The video track is considered SD if its max pixels per frame is no higher than max_sd_pixels. Default: 442368 (768 x 576).

--max_hd_pixels <pixels>

The video track is considered HD if its max pixels per frame is higher than max_sd_pixels, but no higher than max_hd_pixels. Default: 2073600 (1920 x 1080).

--max_uhd1_pixels <pixels>

The video track is considered UHD1 if its max pixels per frame is higher than max_hd_pixels, but no higher than max_uhd1_pixels. Otherwise it is UHD2. Default: 8847360 (4096 x 2160).

--signer <signer>

The name of the signer.

--aes_signing_key <hex>

AES signing key in hex string. aes_signing_iv is required if aes_signing_key is specified. This option is exclusive with rsa_signing_key_path.

--aes_signing_iv <hex>

AES signing iv in hex string.

--rsa_signing_key_path <file path>

Path to the file containing PKCS#1 RSA private key for request signing. This option is exclusive with aes_signing_key.

--crypto_period_duration <seconds>

Defines how often key rotates. If it is non-zero, key rotation is enabled.

--group_id <hex>

Identifier for a group of licenses.

PlayReady encryption options

--enable_playready_encryption

Enable encryption with PlayReady key. This generates PlayReady protection system if –protection_systems is not specified. Use –protection_system to generate multiple protection systems.

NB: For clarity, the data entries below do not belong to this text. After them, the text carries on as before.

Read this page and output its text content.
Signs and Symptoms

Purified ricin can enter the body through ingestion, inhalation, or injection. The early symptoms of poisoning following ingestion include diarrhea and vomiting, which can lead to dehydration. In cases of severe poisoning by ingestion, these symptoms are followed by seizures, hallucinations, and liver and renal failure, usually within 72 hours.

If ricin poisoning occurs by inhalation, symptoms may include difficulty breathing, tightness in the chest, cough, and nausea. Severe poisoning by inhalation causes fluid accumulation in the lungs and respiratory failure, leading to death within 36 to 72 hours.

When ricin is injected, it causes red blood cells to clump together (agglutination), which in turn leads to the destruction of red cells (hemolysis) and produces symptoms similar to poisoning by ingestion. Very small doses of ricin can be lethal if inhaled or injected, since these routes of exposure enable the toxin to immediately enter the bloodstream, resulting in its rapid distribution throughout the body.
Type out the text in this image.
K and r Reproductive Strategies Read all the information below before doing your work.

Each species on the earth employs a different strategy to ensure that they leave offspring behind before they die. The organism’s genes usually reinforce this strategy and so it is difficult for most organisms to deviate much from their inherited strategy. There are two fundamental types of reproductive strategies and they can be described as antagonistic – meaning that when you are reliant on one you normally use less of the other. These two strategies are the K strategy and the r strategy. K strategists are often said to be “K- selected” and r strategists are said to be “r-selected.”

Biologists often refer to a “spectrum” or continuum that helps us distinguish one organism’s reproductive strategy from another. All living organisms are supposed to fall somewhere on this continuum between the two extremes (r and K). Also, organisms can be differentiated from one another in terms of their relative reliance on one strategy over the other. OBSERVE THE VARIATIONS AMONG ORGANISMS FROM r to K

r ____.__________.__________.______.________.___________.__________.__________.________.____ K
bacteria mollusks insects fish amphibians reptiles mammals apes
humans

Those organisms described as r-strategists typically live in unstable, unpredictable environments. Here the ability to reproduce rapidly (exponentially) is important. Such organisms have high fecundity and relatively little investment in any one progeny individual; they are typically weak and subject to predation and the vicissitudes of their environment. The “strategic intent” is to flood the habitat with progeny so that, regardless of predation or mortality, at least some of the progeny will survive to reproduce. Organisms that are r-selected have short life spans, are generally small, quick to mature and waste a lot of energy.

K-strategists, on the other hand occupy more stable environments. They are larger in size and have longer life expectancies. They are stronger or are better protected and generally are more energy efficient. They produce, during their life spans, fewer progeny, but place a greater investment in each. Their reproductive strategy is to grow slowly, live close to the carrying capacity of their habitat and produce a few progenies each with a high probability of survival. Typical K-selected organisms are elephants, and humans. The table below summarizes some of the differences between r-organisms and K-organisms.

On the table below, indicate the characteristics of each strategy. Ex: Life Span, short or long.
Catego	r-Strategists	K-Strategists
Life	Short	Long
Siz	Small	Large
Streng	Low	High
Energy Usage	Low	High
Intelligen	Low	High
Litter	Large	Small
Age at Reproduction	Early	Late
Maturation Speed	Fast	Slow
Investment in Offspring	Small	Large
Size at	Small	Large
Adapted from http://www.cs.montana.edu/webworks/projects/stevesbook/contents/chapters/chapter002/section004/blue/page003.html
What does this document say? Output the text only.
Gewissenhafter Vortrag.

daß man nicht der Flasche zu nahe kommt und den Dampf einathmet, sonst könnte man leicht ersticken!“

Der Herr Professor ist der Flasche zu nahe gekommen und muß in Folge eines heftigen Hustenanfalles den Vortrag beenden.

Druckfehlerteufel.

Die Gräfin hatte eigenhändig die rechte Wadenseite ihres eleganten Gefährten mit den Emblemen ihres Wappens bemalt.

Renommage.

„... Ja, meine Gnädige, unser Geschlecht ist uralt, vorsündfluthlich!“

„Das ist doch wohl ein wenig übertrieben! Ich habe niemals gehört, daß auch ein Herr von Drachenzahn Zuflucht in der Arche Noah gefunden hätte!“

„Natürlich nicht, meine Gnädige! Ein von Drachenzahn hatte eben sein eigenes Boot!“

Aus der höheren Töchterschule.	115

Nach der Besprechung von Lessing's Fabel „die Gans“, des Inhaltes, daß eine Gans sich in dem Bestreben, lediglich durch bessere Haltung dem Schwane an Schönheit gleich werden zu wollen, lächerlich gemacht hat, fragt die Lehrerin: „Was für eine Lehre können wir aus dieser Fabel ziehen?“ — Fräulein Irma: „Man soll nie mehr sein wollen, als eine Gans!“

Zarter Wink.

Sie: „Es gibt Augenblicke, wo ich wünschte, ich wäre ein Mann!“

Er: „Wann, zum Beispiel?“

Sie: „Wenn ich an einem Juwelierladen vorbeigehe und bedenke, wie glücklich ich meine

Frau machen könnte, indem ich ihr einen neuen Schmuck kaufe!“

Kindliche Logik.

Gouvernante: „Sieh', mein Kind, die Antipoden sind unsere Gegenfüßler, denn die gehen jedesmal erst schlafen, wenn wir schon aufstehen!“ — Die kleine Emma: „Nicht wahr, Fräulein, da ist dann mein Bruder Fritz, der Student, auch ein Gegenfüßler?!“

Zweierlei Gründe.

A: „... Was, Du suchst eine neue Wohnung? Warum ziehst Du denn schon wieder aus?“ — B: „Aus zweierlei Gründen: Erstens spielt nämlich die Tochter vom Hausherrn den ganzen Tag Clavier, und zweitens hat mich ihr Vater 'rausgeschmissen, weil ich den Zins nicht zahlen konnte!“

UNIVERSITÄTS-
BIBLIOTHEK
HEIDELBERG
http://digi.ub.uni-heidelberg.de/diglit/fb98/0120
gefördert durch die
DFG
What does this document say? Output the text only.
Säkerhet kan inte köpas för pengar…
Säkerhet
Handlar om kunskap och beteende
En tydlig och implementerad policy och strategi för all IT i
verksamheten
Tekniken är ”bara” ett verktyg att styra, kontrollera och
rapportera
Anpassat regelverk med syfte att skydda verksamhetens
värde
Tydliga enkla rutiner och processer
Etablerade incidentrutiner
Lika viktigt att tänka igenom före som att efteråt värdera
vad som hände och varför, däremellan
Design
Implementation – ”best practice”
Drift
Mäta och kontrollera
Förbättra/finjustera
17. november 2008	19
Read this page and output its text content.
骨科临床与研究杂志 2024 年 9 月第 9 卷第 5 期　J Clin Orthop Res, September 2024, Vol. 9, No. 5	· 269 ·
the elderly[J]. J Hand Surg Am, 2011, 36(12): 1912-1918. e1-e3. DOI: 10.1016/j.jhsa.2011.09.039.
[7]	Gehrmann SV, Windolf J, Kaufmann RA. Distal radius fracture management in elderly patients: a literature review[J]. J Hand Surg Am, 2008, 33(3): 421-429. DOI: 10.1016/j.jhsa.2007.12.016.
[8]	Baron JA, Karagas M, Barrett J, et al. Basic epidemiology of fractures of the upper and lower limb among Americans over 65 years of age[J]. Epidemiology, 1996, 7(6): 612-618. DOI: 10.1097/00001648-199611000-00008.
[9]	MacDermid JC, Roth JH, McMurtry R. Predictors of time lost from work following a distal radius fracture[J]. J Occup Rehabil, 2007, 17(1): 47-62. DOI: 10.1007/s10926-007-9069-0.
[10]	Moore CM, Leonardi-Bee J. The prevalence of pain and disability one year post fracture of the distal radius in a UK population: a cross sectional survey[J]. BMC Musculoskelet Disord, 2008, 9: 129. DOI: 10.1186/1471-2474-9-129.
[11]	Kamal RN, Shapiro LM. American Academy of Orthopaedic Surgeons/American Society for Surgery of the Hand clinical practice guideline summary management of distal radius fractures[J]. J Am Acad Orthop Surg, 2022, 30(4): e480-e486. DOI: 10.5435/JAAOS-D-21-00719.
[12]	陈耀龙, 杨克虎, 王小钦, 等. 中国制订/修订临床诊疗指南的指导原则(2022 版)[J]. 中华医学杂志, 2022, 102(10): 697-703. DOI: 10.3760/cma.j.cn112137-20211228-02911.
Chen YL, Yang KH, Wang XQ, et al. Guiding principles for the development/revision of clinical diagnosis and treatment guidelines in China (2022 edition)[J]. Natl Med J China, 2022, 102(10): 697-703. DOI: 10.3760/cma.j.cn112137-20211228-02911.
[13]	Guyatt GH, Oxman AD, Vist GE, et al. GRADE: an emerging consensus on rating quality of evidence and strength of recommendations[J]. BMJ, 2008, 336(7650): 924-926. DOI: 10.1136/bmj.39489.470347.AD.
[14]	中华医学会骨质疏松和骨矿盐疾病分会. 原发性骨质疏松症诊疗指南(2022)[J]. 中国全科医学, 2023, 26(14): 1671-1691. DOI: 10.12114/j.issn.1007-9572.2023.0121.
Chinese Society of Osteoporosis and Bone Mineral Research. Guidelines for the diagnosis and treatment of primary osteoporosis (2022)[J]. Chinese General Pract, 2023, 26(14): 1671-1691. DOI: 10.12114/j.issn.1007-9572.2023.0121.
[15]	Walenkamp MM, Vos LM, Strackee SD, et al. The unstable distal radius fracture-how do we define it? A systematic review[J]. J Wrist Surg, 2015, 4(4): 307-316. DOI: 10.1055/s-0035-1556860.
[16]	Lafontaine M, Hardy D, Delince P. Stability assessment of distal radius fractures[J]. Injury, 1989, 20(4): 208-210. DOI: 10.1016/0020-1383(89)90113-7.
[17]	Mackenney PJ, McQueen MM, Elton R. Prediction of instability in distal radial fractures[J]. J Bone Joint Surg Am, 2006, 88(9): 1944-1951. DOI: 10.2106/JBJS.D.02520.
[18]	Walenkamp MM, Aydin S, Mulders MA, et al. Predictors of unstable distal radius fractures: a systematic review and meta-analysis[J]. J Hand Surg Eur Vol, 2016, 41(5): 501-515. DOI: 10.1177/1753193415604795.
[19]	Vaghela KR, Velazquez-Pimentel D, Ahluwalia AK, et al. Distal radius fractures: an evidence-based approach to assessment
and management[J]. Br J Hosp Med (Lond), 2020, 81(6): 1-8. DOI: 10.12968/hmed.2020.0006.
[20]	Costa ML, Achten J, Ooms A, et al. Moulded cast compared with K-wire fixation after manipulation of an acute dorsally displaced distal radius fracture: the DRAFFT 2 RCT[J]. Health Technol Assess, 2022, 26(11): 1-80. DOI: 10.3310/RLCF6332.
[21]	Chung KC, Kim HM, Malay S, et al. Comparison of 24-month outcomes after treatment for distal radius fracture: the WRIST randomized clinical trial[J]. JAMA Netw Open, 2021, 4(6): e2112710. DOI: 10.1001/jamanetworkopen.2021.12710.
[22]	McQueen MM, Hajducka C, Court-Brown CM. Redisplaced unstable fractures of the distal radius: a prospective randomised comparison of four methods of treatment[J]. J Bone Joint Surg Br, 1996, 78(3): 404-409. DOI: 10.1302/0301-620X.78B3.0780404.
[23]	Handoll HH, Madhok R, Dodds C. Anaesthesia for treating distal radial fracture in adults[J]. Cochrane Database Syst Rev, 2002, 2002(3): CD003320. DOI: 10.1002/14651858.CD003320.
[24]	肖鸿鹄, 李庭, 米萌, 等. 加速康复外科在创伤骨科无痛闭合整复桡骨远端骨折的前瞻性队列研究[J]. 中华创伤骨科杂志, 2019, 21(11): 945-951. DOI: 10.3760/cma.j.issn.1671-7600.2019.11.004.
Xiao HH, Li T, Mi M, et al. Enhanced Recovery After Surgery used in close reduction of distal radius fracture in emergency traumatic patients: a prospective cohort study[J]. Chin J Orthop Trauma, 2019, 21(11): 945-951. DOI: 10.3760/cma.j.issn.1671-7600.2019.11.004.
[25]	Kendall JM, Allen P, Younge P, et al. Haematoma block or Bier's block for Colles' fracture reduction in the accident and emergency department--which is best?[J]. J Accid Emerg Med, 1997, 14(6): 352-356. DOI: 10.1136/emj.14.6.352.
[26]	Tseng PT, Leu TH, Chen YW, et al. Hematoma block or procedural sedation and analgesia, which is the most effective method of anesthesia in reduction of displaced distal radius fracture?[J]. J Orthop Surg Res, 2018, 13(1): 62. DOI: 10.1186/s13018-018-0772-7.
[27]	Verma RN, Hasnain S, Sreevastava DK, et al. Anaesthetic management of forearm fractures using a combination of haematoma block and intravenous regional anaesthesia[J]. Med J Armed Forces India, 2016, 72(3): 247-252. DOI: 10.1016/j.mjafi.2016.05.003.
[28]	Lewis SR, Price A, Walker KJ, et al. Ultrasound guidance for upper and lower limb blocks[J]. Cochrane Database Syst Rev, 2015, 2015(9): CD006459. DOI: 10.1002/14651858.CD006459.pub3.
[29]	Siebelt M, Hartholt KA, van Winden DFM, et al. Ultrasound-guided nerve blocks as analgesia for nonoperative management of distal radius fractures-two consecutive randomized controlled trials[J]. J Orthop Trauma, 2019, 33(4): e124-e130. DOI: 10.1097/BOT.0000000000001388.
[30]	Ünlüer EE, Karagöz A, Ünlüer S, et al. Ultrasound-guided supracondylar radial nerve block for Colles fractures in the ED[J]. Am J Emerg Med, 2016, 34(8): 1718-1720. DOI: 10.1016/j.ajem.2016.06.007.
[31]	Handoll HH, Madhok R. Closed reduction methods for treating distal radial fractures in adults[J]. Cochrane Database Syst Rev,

--playready_server_url <url>

PlayReady packaging server url.

--program_identifier <program_identifier>

Program identifier for packaging request.

--ca_file <file path>

Absolute path to the certificate authority file for the server cert. PEM format. Optional, depends on server configuration.

--client_cert_file <file path>

Absolute path to client certificate file. Optional, depends on server configuration.

--client_cert_private_key_file <file path>

Absolute path to the private key file. Optional, depends on server configuration.

--client_cert_private_key_password <string>

Password to the private key file. Optional, depends on server configuration.